5. The Right to Amend Your PHI. If you believe that there is some error in your PHI or that important information has been omitted, it is your right to request that we correct the existing information or add the missing information. Your request and the reason for the request must be made in writing. You will receive a response within 60 days of our receipt of your request. We may deny your request, in writing, if we find that: the PHI is (a) correct and complete, (b) forbidden to be disclosed, (c) not part of my records, or (d) written by someone other than us. Our denial must be in writing and must state the reasons for the denial. It must also explain your right to file a 5 written statement objecting to the denial. If you do not file a written objection, you still have the right to ask that your request and my denial be attached to any future disclosures of your PHI. If we approve your request, we will make the change(s) to your PHI. Additionally, we will tell you that the changes have been made, and I will advise all others who need to know about the change(s) to your PHI.

 

6. The Right to Get This Notice by Email You have the right to get this notice by email. You have the right to request a paper copy of it, as well.

 

HOW TO COMPLAIN ABOUT OUR PRIVACY PRACTICES

If, in your opinion, we may have violated your privacy rights, or if you object to a decision we made about access to your PHI, you are entitled to file a complaint with the person listed in Section VI below. You may also send a written complaint to the Secretary of the Department of Health and Human Services at 200 Independence Avenue S.W. Washington, D.C. 20201.
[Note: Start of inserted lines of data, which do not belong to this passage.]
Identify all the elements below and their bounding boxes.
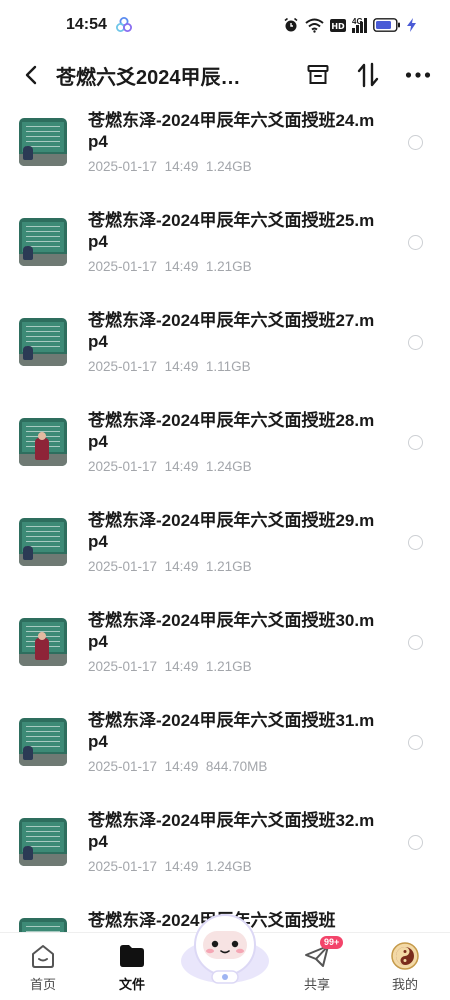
file-list[interactable]: 苍燃东泽-2024甲辰年六爻面授班24.mp4 2025-01-17 14:49… (0, 100, 450, 932)
file-date: 2025-01-17 (88, 459, 158, 474)
video-thumbnail (19, 618, 67, 666)
archive-icon[interactable] (304, 61, 332, 89)
file-size: 1.21GB (205, 659, 252, 674)
tab-profile[interactable]: 我的 (370, 933, 440, 1000)
file-size: 844.70MB (205, 759, 268, 774)
signal-icon: 4G (352, 16, 367, 33)
hd-icon: HD (330, 18, 346, 32)
header: 苍燃六爻2024甲辰… (0, 50, 450, 100)
file-item[interactable]: 苍燃东泽-2024甲辰年六爻面授班27.mp4 2025-01-17 14:49… (0, 300, 450, 400)
file-time: 14:49 (164, 659, 199, 674)
file-item[interactable]: 苍燃东泽-2024甲辰年六爻面授班32.mp4 2025-01-17 14:49… (0, 800, 450, 900)
alarm-icon (284, 17, 298, 32)
home-icon (28, 941, 58, 971)
file-name: 苍燃东泽-2024甲辰年六爻面授班29.mp4 (88, 511, 375, 551)
file-item[interactable]: 苍燃东泽-2024甲辰年六爻面授班24.mp4 2025-01-17 14:49… (0, 100, 450, 200)
file-size: 1.24GB (205, 459, 252, 474)
astronaut-mascot-icon[interactable] (179, 905, 271, 987)
video-thumbnail (19, 218, 67, 266)
select-radio[interactable] (408, 435, 423, 450)
file-name: 苍燃东泽-2024甲辰年六爻面授班31.mp4 (88, 711, 375, 751)
app-clover-icon (115, 17, 132, 32)
file-name: 苍燃东泽-2024甲辰年六爻面授班24.mp4 (88, 111, 375, 151)
file-size: 1.21GB (205, 259, 252, 274)
status-bar: 14:54 HD 4G (0, 0, 450, 50)
file-date: 2025-01-17 (88, 759, 158, 774)
status-time: 14:54 (66, 16, 107, 33)
file-item[interactable]: 苍燃东泽-2024甲辰年六爻面授班28.mp4 2025-01-17 14:49… (0, 400, 450, 500)
file-meta: 2025-01-17 14:49 1.21GB (88, 559, 252, 574)
tab-label: 文件 (118, 977, 145, 992)
select-radio[interactable] (408, 535, 423, 550)
file-name: 苍燃东泽-2024甲辰年六爻面授班32.mp4 (88, 811, 375, 851)
charging-icon (407, 18, 416, 32)
file-date: 2025-01-17 (88, 559, 158, 574)
folder-icon (117, 941, 147, 971)
notification-badge: 99+ (320, 936, 344, 949)
file-size: 1.11GB (205, 359, 251, 374)
file-date: 2025-01-17 (88, 359, 158, 374)
video-thumbnail (19, 718, 67, 766)
file-time: 14:49 (164, 859, 199, 874)
file-meta: 2025-01-17 14:49 844.70MB (88, 759, 267, 774)
file-item[interactable]: 苍燃东泽-2024甲辰年六爻面授班31.mp4 2025-01-17 14:49… (0, 700, 450, 800)
file-meta: 2025-01-17 14:49 1.24GB (88, 859, 252, 874)
file-time: 14:49 (164, 759, 199, 774)
avatar-icon (390, 941, 420, 971)
file-date: 2025-01-17 (88, 659, 158, 674)
video-thumbnail (19, 418, 67, 466)
file-date: 2025-01-17 (88, 159, 158, 174)
video-thumbnail (19, 918, 67, 932)
file-time: 14:49 (164, 159, 199, 174)
select-radio[interactable] (408, 635, 423, 650)
file-size: 1.24GB (205, 859, 252, 874)
tab-files[interactable]: 文件 (97, 933, 167, 1000)
sort-icon[interactable] (354, 61, 382, 89)
video-thumbnail (19, 818, 67, 866)
select-radio[interactable] (408, 835, 423, 850)
svg-text:HD: HD (331, 22, 345, 31)
select-radio[interactable] (408, 235, 423, 250)
file-name: 苍燃东泽-2024甲辰年六爻面授班25.mp4 (88, 211, 375, 251)
video-thumbnail (19, 318, 67, 366)
file-item[interactable]: 苍燃东泽-2024甲辰年六爻面授班25.mp4 2025-01-17 14:49… (0, 200, 450, 300)
file-meta: 2025-01-17 14:49 1.21GB (88, 259, 252, 274)
share-icon: 99+ (302, 936, 344, 971)
select-radio[interactable] (408, 735, 423, 750)
file-meta: 2025-01-17 14:49 1.21GB (88, 659, 252, 674)
page-title: 苍燃六爻2024甲辰… (56, 66, 241, 89)
tab-label: 我的 (391, 977, 418, 992)
tab-label: 共享 (303, 977, 330, 992)
file-item[interactable]: 苍燃东泽-2024甲辰年六爻面授班30.mp4 2025-01-17 14:49… (0, 600, 450, 700)
wifi-icon (305, 18, 324, 33)
network-type: 4G (352, 16, 363, 26)
file-meta: 2025-01-17 14:49 1.11GB (88, 359, 251, 374)
file-meta: 2025-01-17 14:49 1.24GB (88, 159, 252, 174)
select-radio[interactable] (408, 335, 423, 350)
tab-home[interactable]: 首页 (8, 933, 78, 1000)
file-size: 1.24GB (205, 159, 252, 174)
tab-label: 首页 (29, 977, 56, 992)
video-thumbnail (19, 118, 67, 166)
file-date: 2025-01-17 (88, 859, 158, 874)
file-date: 2025-01-17 (88, 259, 158, 274)
file-time: 14:49 (164, 459, 199, 474)
file-time: 14:49 (164, 359, 199, 374)
file-name: 苍燃东泽-2024甲辰年六爻面授班30.mp4 (88, 611, 375, 651)
file-meta: 2025-01-17 14:49 1.24GB (88, 459, 252, 474)
file-time: 14:49 (164, 259, 199, 274)
back-icon[interactable] (18, 62, 44, 88)
file-size: 1.21GB (205, 559, 252, 574)
file-name: 苍燃东泽-2024甲辰年六爻面授班28.mp4 (88, 411, 375, 451)
file-name: 苍燃东泽-2024甲辰年六爻面授班27.mp4 (88, 311, 375, 351)
tab-share[interactable]: 99+ 共享 (282, 933, 352, 1000)
battery-icon (373, 18, 400, 32)
file-time: 14:49 (164, 559, 199, 574)
more-icon[interactable] (404, 61, 432, 89)
video-thumbnail (19, 518, 67, 566)
select-radio[interactable] (408, 135, 423, 150)
file-item[interactable]: 苍燃东泽-2024甲辰年六爻面授班29.mp4 2025-01-17 14:49… (0, 500, 450, 600)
PERSON TO CONTACT FOR INFORMATION ABOUT THIS NOTICE OR TO COMPLAIN ABOUT MY PRIVACY PRACTICES.

If you have any questions about this notice or any complaints about our privacy practices, or would like to know how to file a complaint with the Secretary of the Department of Health and Human Services, please contact Steps Therapy, 44 Gough St., Suite 210, San Francisco, CA 94103.

EFFECTIVE DATE OF THIS NOTICE

This notice went into effect on April 14, 2003 and 1/18/2015.